With enlarged sex chromosomes, multiple markers showing a switch from autosomal to sex-linked patterns and allele distributions indicating homologous W and Z alleles, larks, and the Raso lark in particular, appear to have experienced wholesale transfer of material from the autosomes to the sex chromosomes. This transfer appears to have been recent, evidenced both by the unusually large sex chromosomes of some but not all larks, and by the presence of alleles on both the W and Z chromosomes. In most birds, the W chromosome is small, making sex-linked loci hemizygous and reflecting a frequent evolutionary pattern where one of the sex chromosomes tends to degenerate by mutation and loss of material (Charlesworth 1991; Rice 1994). Larks might be unusual in not suffering a degeneration of the W chromosome analogous to the widespread degeneration of the Y chromosome often seen in other animals (Charlesworth and Charlesworth 2000), and also in experimental studies where autosomal material deliberately fused to the sex chromosomes suffers degeneration (Bachtrog and Charlesworth 2000). However, it seems more likely to us that material from a recent autosomal translocation or fusion has had too little time for significant loss to occur. Since three of the six sex-linked loci could be mapped in the chicken genome, we can be confident that at least two autosomes are involved, not just one (an unlikely alternative is that two autosomes fused before a translocation to the sex chromosomes). Just why this has occurred remains unclear. The phenomenon of addition of autosomal material to the sex chromosomes, not dissimilar to that reported in humans (Lahn and Page 1999), appears to be shared by several species of lark including species with large ranges and population sizes (Bulatova 1973).

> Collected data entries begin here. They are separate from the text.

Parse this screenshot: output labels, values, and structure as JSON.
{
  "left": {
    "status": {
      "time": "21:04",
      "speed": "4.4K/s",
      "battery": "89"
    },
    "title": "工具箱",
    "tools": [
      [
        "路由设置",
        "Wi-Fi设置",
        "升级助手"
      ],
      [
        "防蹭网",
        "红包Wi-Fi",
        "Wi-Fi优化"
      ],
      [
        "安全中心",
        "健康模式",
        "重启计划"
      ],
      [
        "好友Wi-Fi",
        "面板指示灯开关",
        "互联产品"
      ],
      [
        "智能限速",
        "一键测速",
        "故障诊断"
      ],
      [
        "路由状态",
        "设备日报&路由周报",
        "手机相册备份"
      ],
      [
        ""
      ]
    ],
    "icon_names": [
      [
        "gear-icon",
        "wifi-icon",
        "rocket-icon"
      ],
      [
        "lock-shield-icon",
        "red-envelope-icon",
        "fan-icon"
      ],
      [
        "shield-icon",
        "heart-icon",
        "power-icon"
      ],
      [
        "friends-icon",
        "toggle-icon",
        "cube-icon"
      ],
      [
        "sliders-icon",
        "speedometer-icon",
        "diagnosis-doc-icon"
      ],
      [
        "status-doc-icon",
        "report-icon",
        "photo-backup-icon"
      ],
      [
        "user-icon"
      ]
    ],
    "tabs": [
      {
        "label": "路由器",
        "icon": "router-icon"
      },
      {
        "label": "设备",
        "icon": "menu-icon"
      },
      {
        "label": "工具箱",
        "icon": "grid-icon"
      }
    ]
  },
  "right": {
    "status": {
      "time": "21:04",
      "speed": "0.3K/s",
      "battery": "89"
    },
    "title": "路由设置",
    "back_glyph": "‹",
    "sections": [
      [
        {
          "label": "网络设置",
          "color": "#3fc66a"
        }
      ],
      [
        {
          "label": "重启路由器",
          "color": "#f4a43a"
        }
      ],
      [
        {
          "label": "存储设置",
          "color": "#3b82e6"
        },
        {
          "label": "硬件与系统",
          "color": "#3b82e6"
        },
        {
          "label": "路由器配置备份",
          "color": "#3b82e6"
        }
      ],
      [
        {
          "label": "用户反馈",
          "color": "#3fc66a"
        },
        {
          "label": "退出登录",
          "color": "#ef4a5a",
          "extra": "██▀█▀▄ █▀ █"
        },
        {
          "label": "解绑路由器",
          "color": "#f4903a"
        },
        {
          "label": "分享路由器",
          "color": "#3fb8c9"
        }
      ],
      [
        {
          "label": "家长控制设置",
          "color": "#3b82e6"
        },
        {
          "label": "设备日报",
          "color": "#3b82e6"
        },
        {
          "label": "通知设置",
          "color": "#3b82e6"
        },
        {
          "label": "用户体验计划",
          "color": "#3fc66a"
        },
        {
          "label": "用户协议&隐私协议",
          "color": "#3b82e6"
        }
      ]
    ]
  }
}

While the reasons for the transfer are unresolved, we note that it might plausibly provide a mechanism by which some level of heterozygosity could be maintained, even in the face of persistently small population sizes, the two sex chromosomes maintaining two lineages for all markers that reside on them. Small populations usually harbour little variability due to genetic drift, and this is particularly so for the sex chromosomes which, in the absence of strong diversifying selection, are expected to have smaller effective sizes than the autosomes. However, even though each of the sex chromosomes would tend quickly to become monomorphic in a small population, because the W and Z carry different copies, overall greater diversity would be maintained, at least until the W chromosome degeneration began in earnest. This remarkable observation of conserved sex-linked microsatellite diversity in the Raso lark highlights how rapidly genomic reorganisation can occur and provides a fascinating opportunity to study the evolution of autosomal material that has very recently come to lie on a well-established pair of sex chromosomes.